1. You have a credit card, he doesn't.
2. He has no credit card debt, you DO have debt.


If its possible for you to "bump up" his score due to your fiscal responsibility, then its logical to assume that any future fiscal irresponsibility on your part will "bump down" his score.

Are you even sure you have a good credit score having debt, paying only the minimum balance, and now after a few years starting to pay down the debt? I'm not trying to be mean or insulting, I just don't know and am assuming that someone in your situation doesn't have the best credit score...or even better than someone who doesn't have any credit.

Don't do it...for his benefit...not necessarily yours.
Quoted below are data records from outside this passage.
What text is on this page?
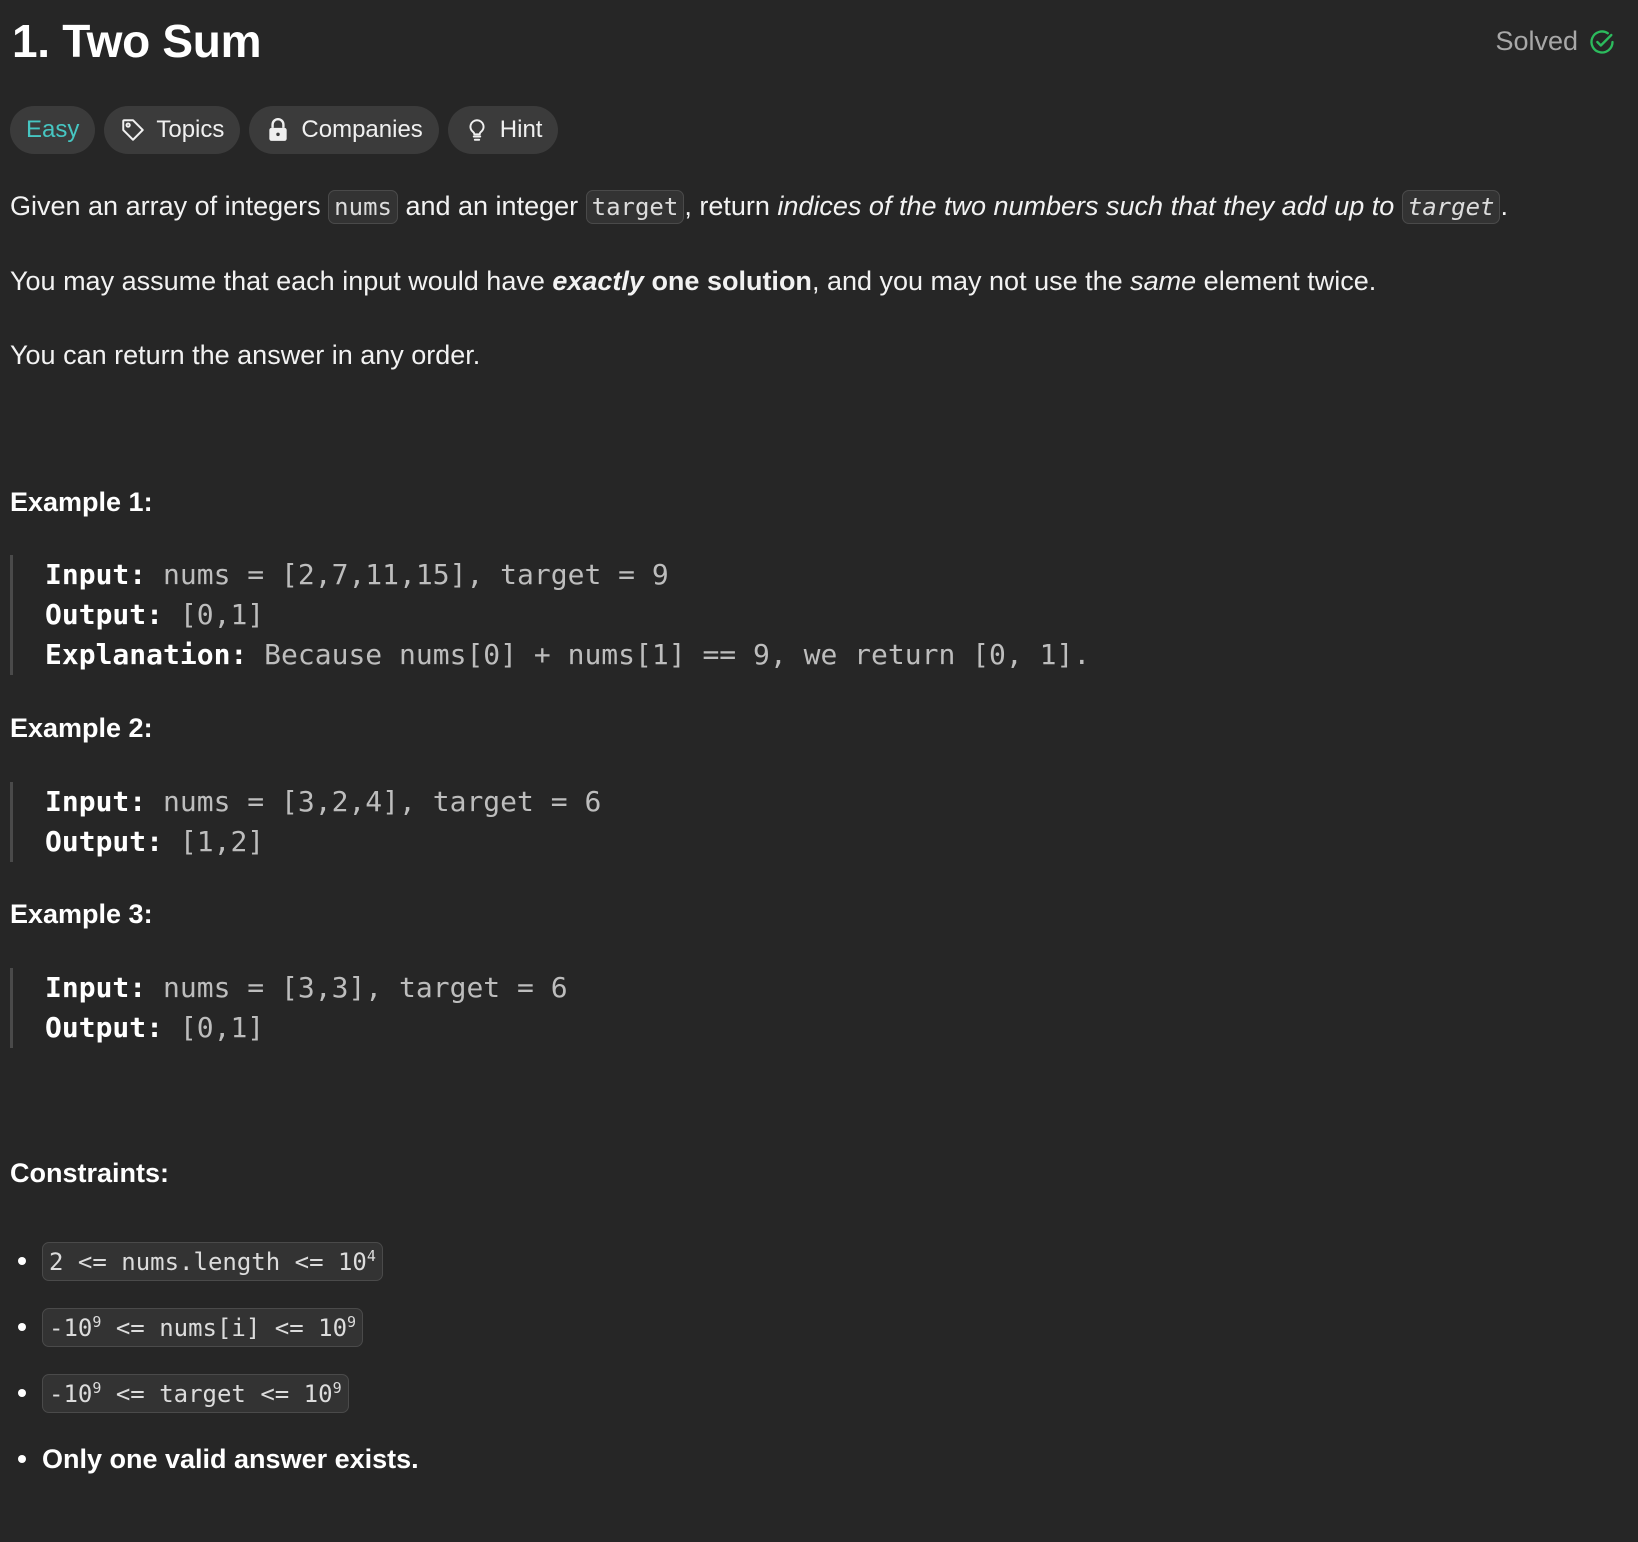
1. Two Sum	Solved
Easy	Topics	Companies	Hint
Given an array of integers nums and an integer target , return indices of the two numbers such that they add up to target .
You may assume that each input would have exactly one solution, and you may not use the same element twice.
You can return the answer in any order.
Example 1:
Input: nums = [2,7,11,15], target = 9
Output: [0,1]
Explanation: Because nums[0] + nums[1] == 9, we return [0, 1].
Example 2:
Input: nums = [3,2,4], target = 6
Output: [1,2]
Example 3:
Input: nums = [3,3], target = 6
Output: [0,1]
Constraints:
2 <= nums.length <= $10^4$
$-10^9$ <= nums[i] <= $10^9$
$-10^9$ <= target <= $10^9$
Only one valid answer exists.
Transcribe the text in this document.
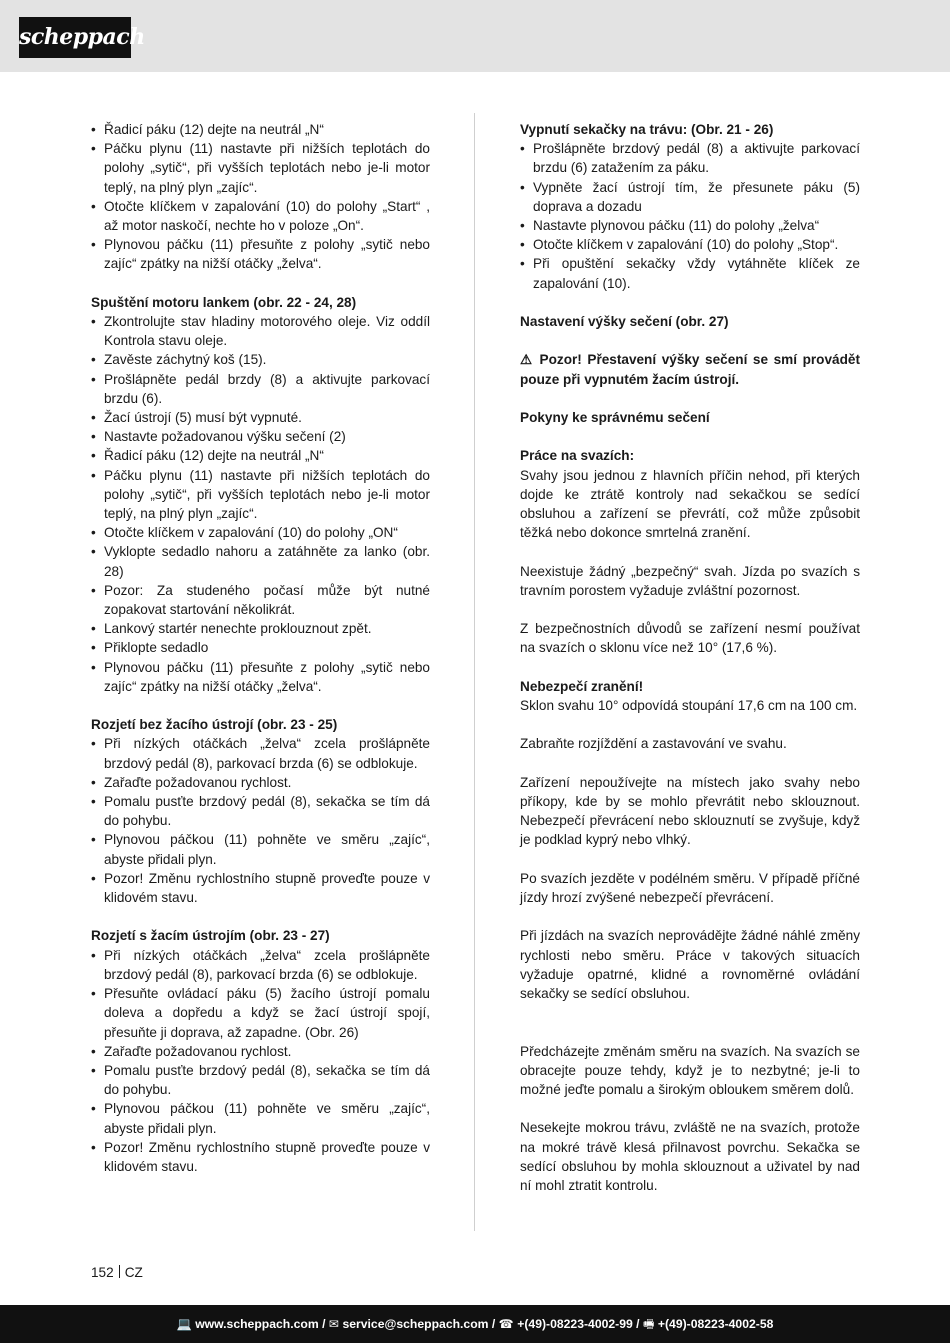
scheppach
• Řadicí páku (12) dejte na neutrál „N“
• Páčku plynu (11) nastavte při nižších teplotách do polohy „sytič“, při vyšších teplotách nebo je-li motor teplý, na plný plyn „zajíc“.
• Otočte klíčkem v zapalování (10) do polohy „Start“ , až motor naskočí, nechte ho v poloze „On“.
• Plynovou páčku (11) přesuňte z polohy „sytič nebo zajíc“ zpátky na nižší otáčky „želva“.
Spuštění motoru lankem (obr. 22 - 24, 28)
• Zkontrolujte stav hladiny motorového oleje. Viz oddíl Kontrola stavu oleje.
• Zavěste záchytný koš (15).
• Prošlápněte pedál brzdy (8) a aktivujte parkovací brzdu (6).
• Žací ústrojí (5) musí být vypnuté.
• Nastavte požadovanou výšku sečení (2)
• Řadicí páku (12) dejte na neutrál „N“
• Páčku plynu (11) nastavte při nižších teplotách do polohy „sytič“, při vyšších teplotách nebo je-li motor teplý, na plný plyn „zajíc“.
• Otočte klíčkem v zapalování (10) do polohy „ON“
• Vyklopte sedadlo nahoru a zatáhněte za lanko (obr. 28)
• Pozor: Za studeného počasí může být nutné zopakovat startování několikrát.
• Lankový startér nenechte proklouznout zpět.
• Přiklopte sedadlo
• Plynovou páčku (11) přesuňte z polohy „sytič nebo zajíc“ zpátky na nižší otáčky „želva“.
Rozjetí bez žacího ústrojí (obr. 23 - 25)
• Při nízkých otáčkách „želva“ zcela prošlápněte brzdový pedál (8), parkovací brzda (6) se odblokuje.
• Zařaďte požadovanou rychlost.
• Pomalu pusťte brzdový pedál (8), sekačka se tím dá do pohybu.
• Plynovou páčkou (11) pohněte ve směru „zajíc“, abyste přidali plyn.
• Pozor! Změnu rychlostního stupně proveďte pouze v klidovém stavu.
Rozjetí s žacím ústrojím (obr. 23 - 27)
• Při nízkých otáčkách „želva“ zcela prošlápněte brzdový pedál (8), parkovací brzda (6) se odblokuje.
• Přesuňte ovládací páku (5) žacího ústrojí pomalu doleva a dopředu a když se žací ústrojí spojí, přesuňte ji doprava, až zapadne. (Obr. 26)
• Zařaďte požadovanou rychlost.
• Pomalu pusťte brzdový pedál (8), sekačka se tím dá do pohybu.
• Plynovou páčkou (11) pohněte ve směru „zajíc“, abyste přidali plyn.
• Pozor! Změnu rychlostního stupně proveďte pouze v klidovém stavu.
Vypnutí sekačky na trávu: (Obr. 21 - 26)
• Prošlápněte brzdový pedál (8) a aktivujte parkovací brzdu (6) zatažením za páku.
• Vypněte žací ústrojí tím, že přesunete páku (5) doprava a dozadu
• Nastavte plynovou páčku (11) do polohy „želva“
• Otočte klíčkem v zapalování (10) do polohy „Stop“.
• Při opuštění sekačky vždy vytáhněte klíček ze zapalování (10).
Nastavení výšky sečení (obr. 27)

⚠ Pozor! Přestavení výšky sečení se smí provádět pouze při vypnutém žacím ústrojí.

Pokyny ke správnému sečení
Práce na svazích:

Svahy jsou jednou z hlavních příčin nehod, při kterých dojde ke ztrátě kontroly nad sekačkou se sedící obsluhou a zařízení se převrátí, což může způsobit těžká nebo dokonce smrtelná zranění.

Neexistuje žádný „bezpečný“ svah. Jízda po svazích s travním porostem vyžaduje zvláštní pozornost.

Z bezpečnostních důvodů se zařízení nesmí používat na svazích o sklonu více než 10° (17,6 %).

Nebezpečí zranění!

Sklon svahu 10° odpovídá stoupání 17,6 cm na 100 cm.

Zabraňte rozjíždění a zastavování ve svahu.

Zařízení nepoužívejte na místech jako svahy nebo příkopy, kde by se mohlo převrátit nebo sklouznout. Nebezpečí převrácení nebo sklouznutí se zvyšuje, když je podklad kyprý nebo vlhký.

Po svazích jezděte v podélném směru. V případě příčné jízdy hrozí zvýšené nebezpečí převrácení.

Při jízdách na svazích neprovádějte žádné náhlé změny rychlosti nebo směru. Práce v takových situacích vyžaduje opatrné, klidné a rovnoměrné ovládání sekačky se sedící obsluhou.

Předcházejte změnám směru na svazích. Na svazích se obracejte pouze tehdy, když je to nezbytné; je-li to možné jeďte pomalu a širokým obloukem směrem dolů.

Nesekejte mokrou trávu, zvláště ne na svazích, protože na mokré trávě klesá přilnavost povrchu. Sekačka se sedící obsluhou by mohla sklouznout a uživatel by nad ní mohl ztratit kontrolu.

152 CZ
💻 www.scheppach.com / ✉ service@scheppach.com / ☎ +(49)-08223-4002-99 / 🖷 +(49)-08223-4002-58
Tell him to sign up for a debit card for free at any bank and use it like a credit card (except that it takes money out of his checking account). If you really want to help him out, find out what bills he can have in his name (phone, mobile, utilities, cable, etc) and have him earn a better credit score that way.
posted by hal_c_on at 12:35 PM on February 27, 2010


Thank you so much, everyone! You've given me a lot to think about and some good reading material, and i appreciate the help. I thought this sounded like an easy fix at first, and don't have any worries about his trustworthiness....but then again, famous last words, right? :)
posted by lucky25 at 4:13 PM on February 27, 2010


The risk to you aside, being an authorized user on someone else's card will not give him any credit history.
posted by Sallyfur at 5:03 PM on February 27, 2010


Does he any money in the bank? If he does, he can get a small personal loan from his own bank for whatever (bed frame, cheap car, doesn't matter he doesn't have to actually buy something with the money), use the money in the account as collateral, pay back the loan on time and thus establish some credit history.

I did something similar back in the day. Took out a personal loan to buy a car but used the car as collateral for the loan.

Getting credit is not difficult but it does take time to build.
posted by eatcake at 5:51 PM on February 27, 2010


This used to work but no longer does. Instead, he should get a secured credit card to establish a credit history. Within a year, he should be getting offers for unsecured credit cards.
posted by evariste at 6:24 PM on February 27, 2010


I agree with Viking Sword. I worked for a summer for a large US credit card company. Adding your boyfriend as an authorized user will not benefit him while adding risk for you. Authorized users have no power over the account and your account is not linked to him in any way to impact his credit history.